It is common knowledge that most applicant attorneys view Medical Provider Networks (MPNs) as a program created for the benefit of employers. As a result, applicant attorneys do not consider MPN physicians as being unbiased but rather, they believe them to be in “cahoots” with the employer to the detriment of injured workers. After all, the employer was the one who established the MPN and selected its member physicians. With that said, the applicant’s bar usually makes it a point to instruct workers at union meetings and other gatherings to opt-out of an MPN whenever possible by pre-designating a primary treating physician. In plain language, proper pre-designation allows an employee to escape an MPN.

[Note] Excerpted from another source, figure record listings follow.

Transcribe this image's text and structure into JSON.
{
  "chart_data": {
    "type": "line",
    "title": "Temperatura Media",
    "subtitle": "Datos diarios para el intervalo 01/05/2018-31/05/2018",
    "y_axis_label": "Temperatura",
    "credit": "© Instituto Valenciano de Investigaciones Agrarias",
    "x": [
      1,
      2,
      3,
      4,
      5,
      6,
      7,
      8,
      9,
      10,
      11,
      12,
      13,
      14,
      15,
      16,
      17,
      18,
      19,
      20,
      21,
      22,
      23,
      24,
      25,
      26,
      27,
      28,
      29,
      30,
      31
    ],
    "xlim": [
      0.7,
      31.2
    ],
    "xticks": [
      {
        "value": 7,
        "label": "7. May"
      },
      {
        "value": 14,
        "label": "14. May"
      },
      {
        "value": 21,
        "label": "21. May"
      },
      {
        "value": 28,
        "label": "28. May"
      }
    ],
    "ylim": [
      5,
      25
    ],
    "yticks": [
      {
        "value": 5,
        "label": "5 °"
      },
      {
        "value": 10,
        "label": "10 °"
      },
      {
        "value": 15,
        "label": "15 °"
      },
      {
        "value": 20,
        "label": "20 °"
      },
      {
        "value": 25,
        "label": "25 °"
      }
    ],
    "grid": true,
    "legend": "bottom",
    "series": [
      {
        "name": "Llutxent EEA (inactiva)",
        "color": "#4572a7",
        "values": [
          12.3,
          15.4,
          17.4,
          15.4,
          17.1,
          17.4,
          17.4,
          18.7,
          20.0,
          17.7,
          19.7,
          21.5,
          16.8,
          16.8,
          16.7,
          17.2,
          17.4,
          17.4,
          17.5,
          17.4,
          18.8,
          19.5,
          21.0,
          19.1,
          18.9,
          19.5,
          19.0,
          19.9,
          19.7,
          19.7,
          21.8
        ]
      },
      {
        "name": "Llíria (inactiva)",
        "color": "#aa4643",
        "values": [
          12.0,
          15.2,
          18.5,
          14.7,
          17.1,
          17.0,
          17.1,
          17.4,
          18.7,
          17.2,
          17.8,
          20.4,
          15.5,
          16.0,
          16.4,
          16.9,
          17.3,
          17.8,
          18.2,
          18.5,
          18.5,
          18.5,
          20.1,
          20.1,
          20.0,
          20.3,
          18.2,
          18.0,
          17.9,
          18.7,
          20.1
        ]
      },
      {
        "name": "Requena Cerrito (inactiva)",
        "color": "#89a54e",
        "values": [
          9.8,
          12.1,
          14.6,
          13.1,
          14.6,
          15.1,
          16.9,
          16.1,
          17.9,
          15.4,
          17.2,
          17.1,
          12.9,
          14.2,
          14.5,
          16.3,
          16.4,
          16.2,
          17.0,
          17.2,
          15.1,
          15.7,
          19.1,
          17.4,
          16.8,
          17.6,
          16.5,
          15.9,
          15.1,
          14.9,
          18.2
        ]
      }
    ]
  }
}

Examiners are often taught that upon notice of a claim they should ask the employer if the worker pre-designated a primary care physician. If so, the injured worker is allowed to seek treatment from the pre-designated physician, even when the physician is outside the MPN. The purpose of today’s blog is to advise employers and claims administrators that it is not enough to simply inquire if a worker pre-designated a primary care physician. The claim administrator must investigate further to determine if the pre-designation was proper. After all, accepting the validity of a designation at face value eliminates the ability of an employer to subjects the injured worker to MPN control.
The rules of pre-designation are numerous but generally simple:
- The pre-designation must be submitted in writing prior to the industrial injury.
- No particular form is required (although Form 9783 is offered by the DWC, such offer is for convenience purposes only – its use is not mandatory).
- The worker must have health insurance from any source at the time of industrial injury.
- The predesignated physician must agree to pre-designation prior to injury, but their agreement need not be in writing.
- The pre-designated physician must have previously directed the employee’s medical treatment and retain their medical records, including medical history.
- The pre-designated physician must be a “personal physician” which means the applicant’s regular physician or surgeon, including a doctor of osteopathy, licensed pursuant to Business and Professions Code 2000, et seq.
- A medical group, such as Kaiser or the V.A., may be designated as a personal physician provided that the group is a single corporation or partnership composed of licensed medical doctors or osteopathy that operates an integrated multispecialty medical group providing comprehensive medical serviced predominantly for nonoccupation injuries and illnesses.
- With respect to chiropractors:
- If an MPN exists, the pre-designated physician cannot be a chiropractor.
- If an MPN does not exist a chiropractor may be pre-designated; however, following an injury the employee must first be examined by a physician of the employer’s choice. If additional medical care is required after the initial medical visit, then the employee may request a transfer in writing to the pre-designated chiropractor for follow up treatment.
As stated earlier, a claims adjuster should verify that the pre-designation complies with the above requirements. Any error will disqualify the pre-designation. Employers should also be cautioned that it is a violation of LC 132a to discriminate against an employee for exercising their right to pre-designate. Of importance, it should be noted that absent employee authorization, an employer is not allowed to contact the pre-designated physician prior to injury to verify compliance with pre-designation requirements. Also, if the pre-designated physician requires a consultation or referral to another physician, the pre-designated doctor may select a physician outside the network. However, if the referred physician should require yet another referral, then the referred physician must select someone from within the employer’s MPN.